Whilst I couldn’t actually bring myself to attend those two, I did see a few interesting things.

A session on the future of augmented reality. Soon, apparently, we’ll be wearing glasses with a built-in heads-up display showing us detail and information on everything around us. Brands will be able to take advantage of this competitively by programming the AR feed into our glasses so ads in real life are changed into virtual ones. Pepsi for example could turn every Coke poster you pass into a Pepsi one. And facial recognition technology will allow us to know everything about the people we see too. The downside of this apparently will be when our political or sexual proclivities are known and we type in ‘show members of the British National Party’ we’ll be able to see them via AR tags as they walk down the street, and beat them up. Hang on. Is that a down-side?

An impressive keynote by Christopher Poole who, seven years ago, when he must have been a foetus, started 4chan, the site responsible for the lion’s share of the entertaining memes flying around the web.

The massive hangar housing the latest in video games. My favourite find being an immersive experieince in which the players have to don gas mask type headgear with screens over the eyes and speakers over the ears and try and escape nasty under-sea creatures.




Guy Kawasaki, one time Apple evangelist, giving an entertaining preview of his latest book ‘Enchantment. The art of changing hearts, Minds and Actions’. My favourite tip: ‘When your boss asks you to do something, drop everything and do it’.

A great panel on the finer points of crowd sourcing with the guys behind Six Items or Less, Victors and Spoils and the 3six5 project. Content management systems, editing and curation being the nut that apparently needs cracking in such endeavours.

Craig Ventor who decoded the human genome and then used that code to create synthetic cells of his own to hopefully eventually help cure disease and feed the world’s hungry. Not a bad use of tech I guess.


Your genetic code. Simples.


A panel of Japanese mobile experts who proceeded to explain to the audience, not only that they are they incredibly rich and, in Japan seen as rock stars, but also why: There are 100 million users of the mobile web in Japan, most of whom seem to spend their time gaming on it. Hence platforms like Gree, the Mixi social phone and the Sekai AR camera app are pissing all over Facebook out there. According to various other speakers at the place, what’s happening in Japan will end up happening everywhere else. The social web? Pah! That’s soooo ‘2.0’. It’s going to be all about ‘gamification’. The friend counts and check-ins we currently tinker around with are just a tantalising glimpse of what’s to come. We play games for three reasons I discovered...: Mastery. De-stress. Socialising. This last one is going to pervade mobile and web usage in the future.
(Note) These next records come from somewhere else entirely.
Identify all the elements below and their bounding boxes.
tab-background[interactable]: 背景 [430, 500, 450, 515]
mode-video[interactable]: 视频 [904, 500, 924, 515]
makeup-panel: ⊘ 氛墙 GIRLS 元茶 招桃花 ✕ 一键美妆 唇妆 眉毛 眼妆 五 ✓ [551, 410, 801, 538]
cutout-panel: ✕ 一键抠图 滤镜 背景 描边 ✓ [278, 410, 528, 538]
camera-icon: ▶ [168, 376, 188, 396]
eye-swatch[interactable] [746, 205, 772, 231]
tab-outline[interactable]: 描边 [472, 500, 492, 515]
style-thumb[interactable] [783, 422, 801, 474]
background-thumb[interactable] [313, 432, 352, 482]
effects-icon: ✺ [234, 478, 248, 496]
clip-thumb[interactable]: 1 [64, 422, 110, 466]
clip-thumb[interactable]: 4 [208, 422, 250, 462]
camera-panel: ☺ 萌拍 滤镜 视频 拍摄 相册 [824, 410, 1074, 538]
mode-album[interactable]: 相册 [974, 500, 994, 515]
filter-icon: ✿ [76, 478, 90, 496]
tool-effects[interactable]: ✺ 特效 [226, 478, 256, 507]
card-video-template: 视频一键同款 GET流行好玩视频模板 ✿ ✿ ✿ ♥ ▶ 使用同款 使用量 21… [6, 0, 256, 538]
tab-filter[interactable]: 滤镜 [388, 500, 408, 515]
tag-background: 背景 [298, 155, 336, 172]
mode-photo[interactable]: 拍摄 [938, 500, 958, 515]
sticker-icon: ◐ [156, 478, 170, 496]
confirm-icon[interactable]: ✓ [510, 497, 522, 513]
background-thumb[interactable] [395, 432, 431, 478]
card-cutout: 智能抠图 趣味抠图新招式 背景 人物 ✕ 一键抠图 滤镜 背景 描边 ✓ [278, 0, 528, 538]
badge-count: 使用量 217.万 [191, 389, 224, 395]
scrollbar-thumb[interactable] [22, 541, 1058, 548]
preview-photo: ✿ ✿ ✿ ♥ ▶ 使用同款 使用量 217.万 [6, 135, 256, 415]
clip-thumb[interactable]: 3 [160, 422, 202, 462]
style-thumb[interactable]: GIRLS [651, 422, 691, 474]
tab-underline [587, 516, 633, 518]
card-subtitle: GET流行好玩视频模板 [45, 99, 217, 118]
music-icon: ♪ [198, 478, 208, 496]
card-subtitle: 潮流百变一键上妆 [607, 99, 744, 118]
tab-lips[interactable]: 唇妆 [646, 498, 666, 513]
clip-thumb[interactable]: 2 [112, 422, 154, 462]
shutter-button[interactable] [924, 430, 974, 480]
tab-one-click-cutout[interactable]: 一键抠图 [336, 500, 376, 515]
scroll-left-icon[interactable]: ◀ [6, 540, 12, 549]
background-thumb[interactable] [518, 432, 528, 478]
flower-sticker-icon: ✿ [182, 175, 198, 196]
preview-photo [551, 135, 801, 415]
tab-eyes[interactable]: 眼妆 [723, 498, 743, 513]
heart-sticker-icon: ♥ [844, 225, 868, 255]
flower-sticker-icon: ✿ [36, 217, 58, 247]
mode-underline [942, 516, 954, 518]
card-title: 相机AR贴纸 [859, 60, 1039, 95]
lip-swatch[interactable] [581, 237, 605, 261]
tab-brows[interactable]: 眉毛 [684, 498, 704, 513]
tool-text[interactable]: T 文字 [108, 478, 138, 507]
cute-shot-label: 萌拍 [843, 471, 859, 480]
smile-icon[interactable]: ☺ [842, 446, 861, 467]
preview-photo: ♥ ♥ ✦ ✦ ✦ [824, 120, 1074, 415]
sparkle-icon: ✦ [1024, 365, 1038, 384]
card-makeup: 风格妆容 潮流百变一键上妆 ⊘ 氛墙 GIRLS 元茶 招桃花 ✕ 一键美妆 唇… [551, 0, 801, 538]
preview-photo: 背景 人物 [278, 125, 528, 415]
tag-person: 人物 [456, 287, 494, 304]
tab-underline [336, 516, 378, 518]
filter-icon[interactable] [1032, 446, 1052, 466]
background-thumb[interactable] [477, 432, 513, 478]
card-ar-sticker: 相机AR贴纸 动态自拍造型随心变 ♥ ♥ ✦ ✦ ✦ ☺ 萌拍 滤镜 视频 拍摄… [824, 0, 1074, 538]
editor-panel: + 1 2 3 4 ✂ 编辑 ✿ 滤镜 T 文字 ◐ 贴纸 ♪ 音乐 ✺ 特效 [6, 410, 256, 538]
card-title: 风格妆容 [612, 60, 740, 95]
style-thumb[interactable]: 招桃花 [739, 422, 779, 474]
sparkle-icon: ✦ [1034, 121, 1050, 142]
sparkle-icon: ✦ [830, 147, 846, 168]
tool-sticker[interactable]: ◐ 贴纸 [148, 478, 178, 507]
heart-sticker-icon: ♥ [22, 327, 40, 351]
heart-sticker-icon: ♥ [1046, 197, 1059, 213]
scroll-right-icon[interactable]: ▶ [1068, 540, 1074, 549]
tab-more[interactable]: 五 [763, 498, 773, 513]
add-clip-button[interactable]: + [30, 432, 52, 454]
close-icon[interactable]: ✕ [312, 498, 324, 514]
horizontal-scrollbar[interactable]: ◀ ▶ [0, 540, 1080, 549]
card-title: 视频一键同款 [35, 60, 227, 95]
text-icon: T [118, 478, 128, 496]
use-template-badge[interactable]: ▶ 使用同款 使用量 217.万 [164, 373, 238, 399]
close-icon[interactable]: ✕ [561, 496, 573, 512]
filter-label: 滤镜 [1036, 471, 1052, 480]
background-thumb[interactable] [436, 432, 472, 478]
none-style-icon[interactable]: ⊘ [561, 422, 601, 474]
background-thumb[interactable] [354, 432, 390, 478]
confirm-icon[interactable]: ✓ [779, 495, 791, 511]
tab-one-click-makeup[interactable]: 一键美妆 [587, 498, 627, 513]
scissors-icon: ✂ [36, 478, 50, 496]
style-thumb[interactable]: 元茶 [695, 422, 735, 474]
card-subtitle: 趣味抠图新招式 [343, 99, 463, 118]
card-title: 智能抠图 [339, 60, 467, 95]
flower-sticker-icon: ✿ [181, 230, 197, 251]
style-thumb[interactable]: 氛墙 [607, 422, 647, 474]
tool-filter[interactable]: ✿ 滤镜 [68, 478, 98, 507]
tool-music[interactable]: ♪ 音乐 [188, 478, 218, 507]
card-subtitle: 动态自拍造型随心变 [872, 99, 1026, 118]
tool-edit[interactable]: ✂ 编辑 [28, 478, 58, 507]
Genevieve Bell, a cultural anthropologist, who talked about smart technology and how smart is too smart. Apparently we’ll shun having our TV or fridge automatically update our status, or our phones automatically check in without asking, telling our friends where we are and what we’re doing. This is because we need ‘layers to our communication’. We 'add a story' to our check-ins. In her words “we lie”. If our TVs told everyone what we were watching and when we were watching it, it would take away our ability to transmit the image of ourselves we really want people to see.

The largest attendance by far, was, interestingly one based around good old ads. The Old Spice case study. Standing room only, people turned away at the door and huge guffaws escaping through the flimsy walls.

That was one of the hundreds and hundreds of things I didn’t see out in Austin.

And the relief of leaving, no longer to be faced with such paralysing choice was bitter sweet.

Some might describe South By Southwest as a “digital wank-fest”.

But I found it fascinating. Mind expanding. Illuminating.

Advertising festivals like Cannes are fine if you want to see what’s already happened.

But they only teach you about the past.

South by Southwest is about the future.

And I for one am more interested in learning what’s going to happen there.